Эти пустота и безразличие мучили его сегодня и доводили до отчаяния. На остроумного и утонченного игрока — игрока чувствами — обрушились неотвязные ощущения, и вожжи вдруг выпали из его рук. В этот час ему казалось, что однажды он был редкостно одарен великим талантом, но не использовал его. Ему казалось, он обладал силой и величием, чтобы придать своей жизни сочную полноту наивной страсти, а своим произведениям — необычайную свежесть беспечной гениальности, и будто эту силу он продал и предал. Он осознавал, что не властен более над такой игрушкой, как всепроникающий и разъедающий скепсис пресыщенности, а отравлен им до самых невольных движений души и даже грез. На какие-то мгновения всплывали для него картины юности, освещаемые внутренним светом, картины тех бурных, необузданных, обуреваемых неясными предчувствиями и надеждами лет, когда жарко пульсировала молодая кровь и ее сильные токи еще несколько лет назад заставляли биться его сердце, громко стучали у него в висках в унисон безумной влюбленностью. Вспоминались избранные часы, прогулки, любовные истории, отдельно стоящие поэтические и философские видения того времени, и как за всем этим ему мерещилось в радужном свете его желанное будущее, скрытое за облаками как за горой. Теперь это будущее наступило и застало его ничтожно малым, несчастным, холодным. Поэт отчетливо чувствовал, что уже стоит по другую сторону порога той жизни, где еще возможны решения и новые идеалы. С этим чувством в нем снова взял верх привычный холодный самоанализ, и он энергично поднялся с твердой решимостью любой ценой не дать захлестнуть себя этой мутной волне удручающего опыта познаний и настроений, доводящих его до презрения к себе. Несмотря на изнурительную усталость, он ускорил шаги, почти побежал и добрался до своей квартиры вскоре после полуночи — бледный, с яростно сжатыми губами, смертельно уставший, как раненый и загнанный зверь, на которого устроили охоту с облавой.

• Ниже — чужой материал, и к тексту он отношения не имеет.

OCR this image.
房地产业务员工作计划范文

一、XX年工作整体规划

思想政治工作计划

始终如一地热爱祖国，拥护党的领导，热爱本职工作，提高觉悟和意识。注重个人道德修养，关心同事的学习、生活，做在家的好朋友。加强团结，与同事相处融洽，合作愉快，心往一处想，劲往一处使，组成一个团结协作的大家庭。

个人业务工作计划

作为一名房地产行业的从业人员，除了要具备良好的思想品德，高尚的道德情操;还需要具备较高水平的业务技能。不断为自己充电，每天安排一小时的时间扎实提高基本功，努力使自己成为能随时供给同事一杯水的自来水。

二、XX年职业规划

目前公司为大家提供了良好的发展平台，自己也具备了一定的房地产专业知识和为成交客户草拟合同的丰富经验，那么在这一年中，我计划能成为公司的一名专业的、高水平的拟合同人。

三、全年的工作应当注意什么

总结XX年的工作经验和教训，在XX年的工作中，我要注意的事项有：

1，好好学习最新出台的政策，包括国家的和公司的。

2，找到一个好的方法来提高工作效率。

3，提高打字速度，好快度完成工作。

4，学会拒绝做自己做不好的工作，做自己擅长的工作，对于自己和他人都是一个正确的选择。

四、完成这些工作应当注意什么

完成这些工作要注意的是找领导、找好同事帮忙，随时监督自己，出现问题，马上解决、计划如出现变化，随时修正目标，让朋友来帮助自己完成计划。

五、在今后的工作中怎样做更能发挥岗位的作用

Пока Мартин в течение четверти часа предавался в печали грезам на ольховом холме, а в обнесенном каменной оградой саду ученого доктора в воздухе витало сентиментальное настроение, оставленное вечерней мелодией, Элизабет, после короткого отдыха, села к роялю. Пальцы ее пробежались по клавишам, она взяла несколько нестройных аккордов, случайно родив вариации, лишенные мелодии, мысли же были заняты поэтом. Его стройная и все же внушительная фигура с выразительной и всегда слегка наклоненной головой, серьезным, сегодня болезненно-бледным лицом уже не раз заставляли ее размышлять о нем. Она пыталась составить себе представление о возникающем в этой голове мире идей и о жизни этого странного человека, но ей это никак не удавалось. За исключением требовательного честолюбия, такого понятного ее художественной натуре, она не находила ни одного типичного признака его души. Ее чрезвычайно занимал вопрос о его возлюбленной, ей очень хотелось знать имя той женщины, о которой говорил Мартин. Что это могла быть она сама, она не думала ни минуты, поскольку он ни разу ни одним словом не обмолвился о симпатии к ней, как и она не испытывала ничего подобного к этому замкнутому и ровному в поведении человеку. Он казался ей слишком уравновешенным, малоспособным на сиюминутные вспышки, и если бы она не знала доподлинно его поэзии, то никогда бы и не поверила, что он может испытывать глубокие чувства. Так что ей оставалось лишь догадываться, что под этой спокойной внешностью, возможно, скрывается болезненная глубокость его натуры, но она не чувствовала, насколько близка, даже родственна душа Мартина ее собственной.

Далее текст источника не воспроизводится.